Inertia friction welding of LSHR to Mar-M247 under conditions of constant welding energy, E _ko, and axial compression force, P, but different flywheel moments of inertia, I, were conducted to establish the effect of I on the efficiency of the IFW process and the quality of bonds of dissimilar superalloys. From this work, the following conclusions were drawn:

1. 1.

   The metal flow and microstructure response during IFW of the dissimilar superalloys depend strongly on I, despite constant E _ko and P. In particular, the processing time, deformed volume, maximum temperature developed in HAZ, and the length of sample upset increase with an increase in I. At a given welding energy, the weld quality (i.e., integrity and strength) improves with increased I.

2. 2.

   The lack of bonding at the weld interface, prevalent in welds where small moments of inertia are utilized, is associated with limited plasticity of Mar-M247 which has a higher γ′-solvus temperature and higher hot-working flow stress in comparison to LSHR. Limited metal flow leads to trapping of remnant oxide and carbide particles at the weld interface which is associated with poor bond quality and poor post-IFW tensile strength.

3. 3.

   The simultaneous increases in the maximum temperature at the weld interface and the duration of IFW with increased I promote increased plastic flow and dynamic recrystallization of a larger volume on the Mar-M247 side. The fine-grain structure formed at the weld interface effectively reduced the high-temperature yield strength of Mar-M247 and promoted more extensive deformation and flow of the material at the weld interface. As a result, the weld interface was free of the oxide and carbide particles and associated weld defects that are detrimental to bond quality.

4. 4.

   The significant effect of I (at fixed values of E _ko and P) on welding and post-welding behavior was rationalized by its influence on the amount of energy lost to friction of the rotating components of the welding machine. It was established that an increase in the flywheel moment of inertia decreased the fraction of the weld energy lost to parasitic sinks within the IFW machine. Therefore, increased moment of inertia increased the efficiency of the conversion of the kinetic energy of the flywheel to thermal energy at the weld interface.

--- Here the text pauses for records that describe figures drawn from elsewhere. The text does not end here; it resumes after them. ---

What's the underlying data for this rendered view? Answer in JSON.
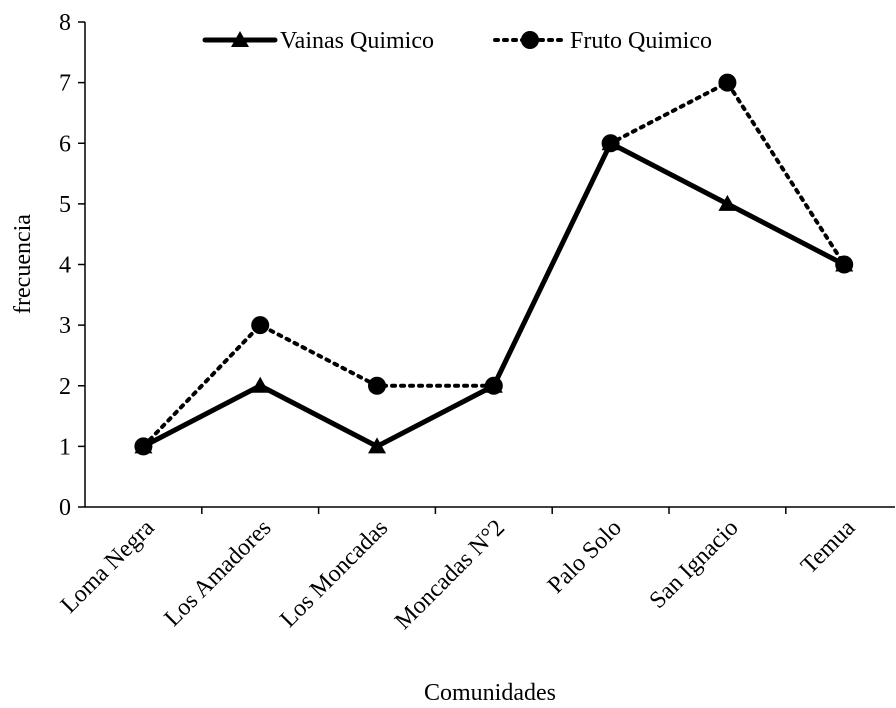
{
  "chart_data": {
    "type": "line",
    "x_label": "Comunidades",
    "y_label": "frecuencia",
    "categories": [
      "Loma Negra",
      "Los Amadores",
      "Los Moncadas",
      "Moncadas N°2",
      "Palo Solo",
      "San Ignacio",
      "Temua"
    ],
    "series": [
      {
        "name": "Vainas Quimico",
        "color": "#000000",
        "marker": "triangle",
        "line_style": "solid",
        "values": [
          1,
          2,
          1,
          2,
          6,
          5,
          4
        ]
      },
      {
        "name": "Fruto Quimico",
        "color": "#000000",
        "marker": "circle",
        "line_style": "dotted",
        "values": [
          1,
          3,
          2,
          2,
          6,
          7,
          4
        ]
      }
    ],
    "ylim": [
      0,
      8
    ],
    "yticks": [
      0,
      1,
      2,
      3,
      4,
      5,
      6,
      7,
      8
    ],
    "legend": "top"
  }
}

Therefore, careful consideration of both I and ω must be given when determining weld process parameters, simply assuming parameters based only on input energy is not sufficient.

5. 5.

   The efficiency of the IFW process must be quantified in order to fully define the interrelation between the IFW process parameters and their effects on weldability and weld quality.

6. 6.

   The apparent change in behavior at the weld line from sliding friction to sticking condition occurred at approximately the same number of revolutions of the weld sample during IFW. During sliding friction, the apparent coefficient of friction between the welding surfaces was very low, μ _S ≈ 0.05, and had a minor dependence on the rotational velocity and moment of inertia. When the sticking condition occurred at the end of the welding process, the apparent coefficient of friction increased rapidly and approached the values of ~0.12 to 0.14.